Initially, Loyola was going to be it - the school I would attend fall 2007. This was simply because it was the only school in the city I visited and I wanted to call Chicago home. I don’t exactly remember how I found out about Columbia, maybe my guidance counselor introduced me. But as soon as I looked into the school, I started having a better feeling about where I was going to continue my education. I scheduled a visit and as soon I entered the Alexandroff Building where we were to sign in, I felt at home. Chicago. Downtown, at the heart of things. Columbia. It was meant to be.
Telling my mom that I was sure I wanted to go to Chicago was difficult. Not only was it that her little baby was growing up and becoming independent, but I wanted to continue to grow in what she considered a very unappealing environment - danger lurking around every corner, poor people harassing walkers-by, all around bad influences. When the day came that I was to move my belongings to my dorm-apartment, many tears were shed and hugs given. She was proud that I had made the decision to attend school and happy that I was following my dreams - things she was never able to do.

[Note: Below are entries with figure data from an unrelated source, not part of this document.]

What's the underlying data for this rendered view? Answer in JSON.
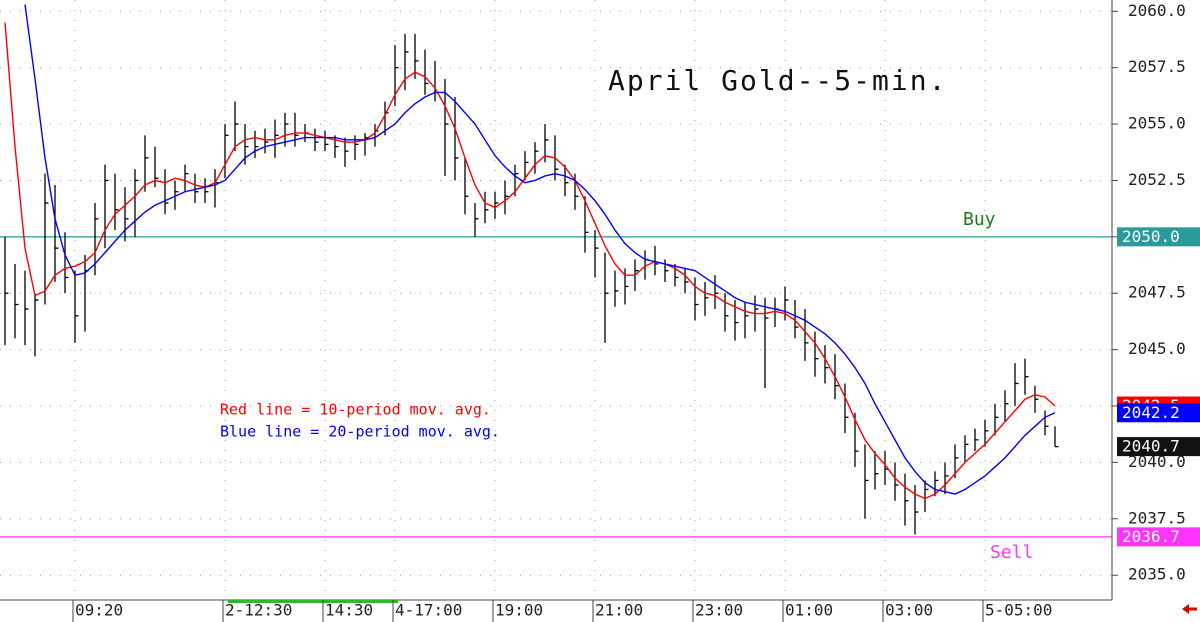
{
  "chart_data": {
    "type": "hlc",
    "title": "April Gold--5-min.",
    "annotations": [
      {
        "text": "Red line = 10-period mov. avg.",
        "color": "#ff0000"
      },
      {
        "text": "Blue line = 20-period mov. avg.",
        "color": "#0000ff"
      }
    ],
    "ylim": [
      2033.9,
      2060.5
    ],
    "yticks": [
      {
        "value": 2035,
        "label": "2035.0"
      },
      2037.5,
      {
        "value": 2040,
        "label": "2040.0"
      },
      2042.5,
      {
        "value": 2045,
        "label": "2045.0"
      },
      2047.5,
      {
        "value": 2050,
        "label": "2050.0"
      },
      2052.5,
      {
        "value": 2055,
        "label": "2055.0"
      },
      2057.5,
      {
        "value": 2060,
        "label": "2060.0"
      }
    ],
    "xlim": [
      -0.5,
      110.7
    ],
    "xticks": [
      {
        "value": 7,
        "label": "09:20"
      },
      {
        "value": 22,
        "label": "2-12:30"
      },
      {
        "value": 32,
        "label": "14:30"
      },
      {
        "value": 39,
        "label": "4-17:00"
      },
      {
        "value": 49,
        "label": "19:00"
      },
      {
        "value": 59,
        "label": "21:00"
      },
      {
        "value": 69,
        "label": "23:00"
      },
      {
        "value": 78,
        "label": "01:00"
      },
      {
        "value": 88,
        "label": "03:00"
      },
      {
        "value": 98,
        "label": "5-05:00"
      }
    ],
    "grid": true,
    "bars": {
      "color": "#000000",
      "last_label": "2040.7",
      "high": [
        2050,
        2048.8,
        2048.5,
        2047.5,
        2052.8,
        2052.3,
        2050.2,
        2048.5,
        2049.2,
        2051.5,
        2053.2,
        2052.8,
        2052.2,
        2053,
        2054.5,
        2054,
        2053,
        2052.5,
        2053.2,
        2052.8,
        2052.6,
        2053,
        2055,
        2056,
        2055,
        2054.7,
        2054.8,
        2055.2,
        2055.5,
        2055.5,
        2055,
        2054.8,
        2054.7,
        2054.5,
        2054.4,
        2054.5,
        2054.6,
        2055,
        2056,
        2058.5,
        2059,
        2059,
        2058.3,
        2057.8,
        2057,
        2056.2,
        2053.5,
        2051.5,
        2052,
        2052,
        2052.5,
        2053.2,
        2053.8,
        2054.2,
        2055,
        2054.5,
        2053.2,
        2052.8,
        2051.8,
        2050.3,
        2049.3,
        2048.5,
        2048.6,
        2049,
        2049.4,
        2049.6,
        2049,
        2048.8,
        2048.6,
        2048.2,
        2048,
        2048.3,
        2047.5,
        2047.2,
        2047.1,
        2047.4,
        2047.3,
        2047.3,
        2047.8,
        2047.2,
        2046.8,
        2045.8,
        2045.2,
        2044.8,
        2043.5,
        2042.2,
        2040.8,
        2040.5,
        2040.5,
        2040,
        2039.5,
        2039,
        2039.2,
        2039.6,
        2040,
        2040.8,
        2041.2,
        2041.5,
        2041.9,
        2042.6,
        2043.2,
        2044.4,
        2044.6,
        2043.4,
        2042.3,
        2041.6
      ],
      "low": [
        2045.2,
        2045.5,
        2045.2,
        2044.7,
        2047,
        2048,
        2047.5,
        2045.3,
        2045.8,
        2048.3,
        2049.5,
        2050.3,
        2049.8,
        2050,
        2052,
        2052.2,
        2051,
        2051.2,
        2052,
        2051.5,
        2051.5,
        2051.3,
        2052.6,
        2053.8,
        2053.2,
        2053.5,
        2053.7,
        2053.5,
        2054,
        2054,
        2054.2,
        2053.8,
        2053.8,
        2053.5,
        2053.1,
        2053.4,
        2053.6,
        2054,
        2054.5,
        2055.8,
        2056.5,
        2057,
        2056.3,
        2056,
        2052.7,
        2052.5,
        2051,
        2050,
        2050.6,
        2050.8,
        2051,
        2051.8,
        2052.5,
        2052.8,
        2053.3,
        2052.5,
        2051.8,
        2051.2,
        2049.3,
        2048.2,
        2045.3,
        2046.9,
        2047,
        2047.6,
        2048.1,
        2048.3,
        2048,
        2047.8,
        2047.5,
        2046.3,
        2046.5,
        2046.8,
        2045.8,
        2045.4,
        2045.5,
        2045.8,
        2043.3,
        2046,
        2046.3,
        2045.5,
        2044.5,
        2043.8,
        2043.5,
        2042.8,
        2041.3,
        2039.8,
        2037.5,
        2038.8,
        2039,
        2038.3,
        2037.2,
        2036.8,
        2037.8,
        2038.5,
        2038.6,
        2039.3,
        2040,
        2040.5,
        2040.7,
        2041.2,
        2041.8,
        2042.5,
        2043,
        2042.2,
        2041.2,
        2040.7
      ],
      "close": [
        2047.5,
        2047,
        2046.8,
        2047.2,
        2051.5,
        2049.5,
        2048.2,
        2046.5,
        2048.5,
        2050.8,
        2052.5,
        2051.2,
        2050.8,
        2052.5,
        2053.5,
        2052.6,
        2051.5,
        2052,
        2052.8,
        2052,
        2052,
        2052.4,
        2054.5,
        2055,
        2054,
        2054,
        2054.2,
        2054.5,
        2055,
        2054.5,
        2054.6,
        2054.2,
        2054.1,
        2054,
        2053.8,
        2054.1,
        2054.4,
        2054.7,
        2055.5,
        2057.5,
        2058.2,
        2057.8,
        2056.8,
        2056.4,
        2055,
        2053.5,
        2051.8,
        2050.8,
        2051.2,
        2051.5,
        2051.8,
        2052.8,
        2053.3,
        2053.8,
        2054.3,
        2053,
        2052.4,
        2051.8,
        2050.2,
        2049.5,
        2047.5,
        2047.6,
        2047.8,
        2048.5,
        2049,
        2048.8,
        2048.5,
        2048.2,
        2048,
        2047,
        2047.3,
        2047.5,
        2046.5,
        2046.2,
        2046.5,
        2046.8,
        2046.4,
        2046.8,
        2047.2,
        2046,
        2045.3,
        2044.6,
        2044.2,
        2043.4,
        2042,
        2040.5,
        2039.2,
        2039.5,
        2039.7,
        2039,
        2038.3,
        2037.8,
        2038.8,
        2039.2,
        2039.4,
        2040.2,
        2040.8,
        2041,
        2041.4,
        2042,
        2042.6,
        2043.5,
        2043.8,
        2042.8,
        2041.6,
        2040.7
      ]
    },
    "series": [
      {
        "color": "#ff0000",
        "last_label": "2042.5",
        "values": [
          2059.5,
          2054,
          2049.5,
          2047.4,
          2047.6,
          2048.3,
          2048.6,
          2048.7,
          2048.9,
          2049.3,
          2050.3,
          2051,
          2051.4,
          2051.8,
          2052.3,
          2052.5,
          2052.4,
          2052.6,
          2052.5,
          2052.3,
          2052.2,
          2052.4,
          2053.2,
          2054,
          2054.3,
          2054.4,
          2054.3,
          2054.3,
          2054.5,
          2054.6,
          2054.6,
          2054.5,
          2054.4,
          2054.3,
          2054.2,
          2054.2,
          2054.3,
          2054.6,
          2055.4,
          2056.3,
          2057,
          2057.3,
          2057.1,
          2056.6,
          2055.8,
          2054.8,
          2053.5,
          2052.3,
          2051.5,
          2051.3,
          2051.6,
          2052,
          2052.6,
          2053.2,
          2053.6,
          2053.5,
          2053.1,
          2052.5,
          2051.6,
          2050.6,
          2049.6,
          2048.8,
          2048.3,
          2048.3,
          2048.7,
          2048.9,
          2048.8,
          2048.6,
          2048.3,
          2047.8,
          2047.5,
          2047.4,
          2047.1,
          2046.9,
          2046.7,
          2046.6,
          2046.6,
          2046.7,
          2046.6,
          2046.3,
          2045.8,
          2045.3,
          2044.6,
          2043.8,
          2042.9,
          2041.9,
          2041,
          2040.4,
          2039.9,
          2039.3,
          2038.9,
          2038.6,
          2038.4,
          2038.6,
          2039,
          2039.5,
          2040,
          2040.4,
          2040.8,
          2041.3,
          2041.8,
          2042.3,
          2042.8,
          2043,
          2042.9,
          2042.5
        ]
      },
      {
        "color": "#0000ff",
        "last_label": "2042.2",
        "values": [
          null,
          null,
          2060.3,
          2057,
          2053.5,
          2050.8,
          2049.2,
          2048.3,
          2048.4,
          2048.8,
          2049.3,
          2049.8,
          2050.3,
          2050.7,
          2051.1,
          2051.4,
          2051.6,
          2051.8,
          2052,
          2052.1,
          2052.2,
          2052.3,
          2052.5,
          2053,
          2053.5,
          2053.8,
          2054,
          2054.1,
          2054.2,
          2054.3,
          2054.4,
          2054.4,
          2054.4,
          2054.4,
          2054.3,
          2054.3,
          2054.3,
          2054.4,
          2054.7,
          2055,
          2055.5,
          2055.9,
          2056.2,
          2056.4,
          2056.4,
          2056,
          2055.5,
          2055,
          2054.3,
          2053.6,
          2053.1,
          2052.7,
          2052.4,
          2052.5,
          2052.7,
          2052.8,
          2052.7,
          2052.5,
          2052.1,
          2051.6,
          2051,
          2050.3,
          2049.7,
          2049.3,
          2049,
          2048.9,
          2048.8,
          2048.7,
          2048.6,
          2048.5,
          2048.2,
          2047.9,
          2047.6,
          2047.3,
          2047.1,
          2047,
          2046.9,
          2046.8,
          2046.7,
          2046.5,
          2046.3,
          2046,
          2045.7,
          2045.3,
          2044.8,
          2044.2,
          2043.5,
          2042.6,
          2041.8,
          2041,
          2040.2,
          2039.6,
          2039.1,
          2038.8,
          2038.7,
          2038.6,
          2038.8,
          2039.1,
          2039.4,
          2039.8,
          2040.2,
          2040.7,
          2041.2,
          2041.6,
          2042,
          2042.2
        ]
      }
    ],
    "hlines": [
      {
        "label": "Buy",
        "value": 2050,
        "value_label": "2050.0",
        "color": "#2a9a9a",
        "label_color": "#1a7a1a"
      },
      {
        "label": "Sell",
        "value": 2036.7,
        "value_label": "2036.7",
        "color": "#ff33ff",
        "label_color": "#ff33ff"
      }
    ]
  }
}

I feel that with each class I take, I am taking it for my mom, my dad, my sister, my niece, my entire family. I am not just going to school here at Columbia, living in the city, for me, but for them as well - they experience what I experience because I live to tell them about the time I took the wrong bus for 40 minutes, the time a beggar sang to me on the street, and the time this happened and the time that happened.
Time flies. I’m already a second semester sophomore. In two years, I’ll be graduating. Graduating with my family right at my side. I’ll smile at them from the stage with my diploma in my hand and think, This is for you, family, and this is for me. I have a feeling my mom will want to make copies of my diploma to send to extended family and friends to show that I made it through college, the first in the family.